Nerd-Nippes
Spiel- und Actionfiguren machen Science-Fiction ein bisschen lebendiger
„Zollbefund/Vermerke: Päckchen öffnen lassen. Eine Figur aus Kunststoff mit Standfuß, ein nicht menschliches Wesen darstellend festgestellt.“
Es artikulieren sich in diesem originalamtlich zitierten und allerschönsten Aktenordner-Jargon, mit dessen Feststellung der figürlichen Darstellung eines nicht menschlichen Wesens ein aus den USA geschicktes und lebensecht skulpturiertes Plastik-Sumpfding nach voller Gesamtbeschau offiziell
bedenkenlos aus der Zollamts-U-Haft entlassen wird, gleich mehrere Fallhöhen. Eine davon ist natürlich die zwischen Semantik des Gegenstands und (fremdkontextueller) Analyse des Sachbearbeiters; eine wichtigere die zwischen begehrendem Subjekt und (strenger) symbolischer Ordnung. Der behördliche Blick auf die Spielzeug-Version eines Comic-Monsters nimmt leicht beschämenden Einfluss auf die kindliche Freude des (physisch) reifen Spielzeug-Käufers – es ist eben ein bisschen peinlich, sein auf Nerd-Nippes fixiertes Sammeldeppentum vor wirklich erwachsenen Leuten ausstellen zu müssen.
„Wer sich seine Kindheit nicht bewahrt hat, wird Horrorfilme nicht zu schätzen wissen“, so der Publizist Hans Schifferle. Die Science-Fiction ist zwar schon ihrem Namen nach ein seriöseres, intellektuell verbindlich satisfaktionsfähigeres Genre als der Horror, aber
auch sie wird kaum schätzen können, wer kindliches Staunen und Spaß an der Wirklichkeit des Spielens für Untugenden hält. Ein lebensgroßer Nachbau E.T.s! Das Augen-Finger-Vieh aus Re-Animator, seinerseits im 1:1-Format! Ein Fliegen-Wackeldackel! ED-209 aus Robocop! H.P. Lovecrafts endlich und ein für allemal gestaltgewordene Albträume, die postalisch zu ordern man sich wegen der feinstziselierten und entsprechend zerbrechlichen Tentakelchen und Flügelchen und Beißerchen kaum trauen mag (abgesehen davon, dass sich das Zeug rasend schnell ausverkauft)!

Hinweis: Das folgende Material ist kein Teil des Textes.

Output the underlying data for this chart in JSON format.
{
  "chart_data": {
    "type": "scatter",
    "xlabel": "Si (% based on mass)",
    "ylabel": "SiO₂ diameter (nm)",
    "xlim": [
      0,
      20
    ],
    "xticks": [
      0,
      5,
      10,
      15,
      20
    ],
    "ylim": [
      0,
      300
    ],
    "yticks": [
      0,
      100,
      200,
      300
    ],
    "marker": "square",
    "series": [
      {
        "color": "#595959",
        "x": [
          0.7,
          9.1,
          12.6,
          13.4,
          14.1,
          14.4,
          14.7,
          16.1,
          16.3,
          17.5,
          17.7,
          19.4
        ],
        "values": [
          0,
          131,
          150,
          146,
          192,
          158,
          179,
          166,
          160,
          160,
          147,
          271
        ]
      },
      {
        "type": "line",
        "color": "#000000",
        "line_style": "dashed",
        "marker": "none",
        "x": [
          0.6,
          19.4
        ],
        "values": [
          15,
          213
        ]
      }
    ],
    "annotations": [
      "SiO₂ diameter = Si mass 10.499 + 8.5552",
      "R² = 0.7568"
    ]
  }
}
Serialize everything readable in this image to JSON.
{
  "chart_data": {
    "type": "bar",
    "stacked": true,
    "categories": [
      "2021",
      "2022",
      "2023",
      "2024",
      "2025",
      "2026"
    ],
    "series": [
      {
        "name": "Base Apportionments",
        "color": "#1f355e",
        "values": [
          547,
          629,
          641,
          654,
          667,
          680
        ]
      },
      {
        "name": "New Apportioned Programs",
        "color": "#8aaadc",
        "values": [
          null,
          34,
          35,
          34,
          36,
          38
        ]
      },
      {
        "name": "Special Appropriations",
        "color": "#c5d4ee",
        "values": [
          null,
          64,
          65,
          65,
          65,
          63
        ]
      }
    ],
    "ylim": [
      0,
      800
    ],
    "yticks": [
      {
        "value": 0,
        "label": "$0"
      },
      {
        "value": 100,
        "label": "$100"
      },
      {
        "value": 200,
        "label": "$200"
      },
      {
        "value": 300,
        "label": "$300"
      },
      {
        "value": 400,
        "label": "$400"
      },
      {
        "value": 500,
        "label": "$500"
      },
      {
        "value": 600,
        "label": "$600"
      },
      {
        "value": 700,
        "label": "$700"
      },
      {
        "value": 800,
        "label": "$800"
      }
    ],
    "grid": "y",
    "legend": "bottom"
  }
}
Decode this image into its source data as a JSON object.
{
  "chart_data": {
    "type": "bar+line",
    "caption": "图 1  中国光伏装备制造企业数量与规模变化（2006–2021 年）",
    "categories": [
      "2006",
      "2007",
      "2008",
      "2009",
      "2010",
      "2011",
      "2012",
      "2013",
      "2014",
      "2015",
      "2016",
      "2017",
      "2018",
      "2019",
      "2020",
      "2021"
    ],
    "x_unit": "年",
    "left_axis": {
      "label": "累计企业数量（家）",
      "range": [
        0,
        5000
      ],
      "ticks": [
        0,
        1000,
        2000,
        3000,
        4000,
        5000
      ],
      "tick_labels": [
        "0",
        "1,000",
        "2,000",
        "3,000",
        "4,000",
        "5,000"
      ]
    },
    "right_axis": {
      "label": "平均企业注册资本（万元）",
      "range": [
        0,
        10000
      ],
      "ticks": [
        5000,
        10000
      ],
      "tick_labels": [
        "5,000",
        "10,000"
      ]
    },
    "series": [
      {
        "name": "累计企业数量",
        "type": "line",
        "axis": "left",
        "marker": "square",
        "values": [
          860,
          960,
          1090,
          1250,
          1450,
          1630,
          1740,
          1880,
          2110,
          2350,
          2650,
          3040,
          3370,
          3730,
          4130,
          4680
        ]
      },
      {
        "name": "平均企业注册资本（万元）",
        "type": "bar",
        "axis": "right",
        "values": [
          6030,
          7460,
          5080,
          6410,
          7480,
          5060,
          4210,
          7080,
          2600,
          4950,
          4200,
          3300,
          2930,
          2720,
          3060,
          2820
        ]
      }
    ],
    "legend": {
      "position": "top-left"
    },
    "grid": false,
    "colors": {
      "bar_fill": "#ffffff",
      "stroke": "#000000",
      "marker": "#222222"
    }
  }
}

Physis. Drei Dimensionen. Haptik. Geruch. Bewegliche Extremitäten. Anfassen können. Alles echt.
Wie es Jeff Smith, Schöpfer der Comic-Serie Bone, so schön auf den Punkt bringt: „Ich will Bone-Figuren, und ich habe sie. Und jeder, der eine haben will, kann ebenfalls eine kriegen.“ Manchmal will man das Imaginäre einfach anfassen wollen. Nur anschauen, z.B. bei Amok Time, Sideshow oder Sota, ist aber auch schon schön. Und durchaus mehr als Sammeldeppentum. Nämlich eine mögliche Art, das Spekulative spielerisch zu verifizieren.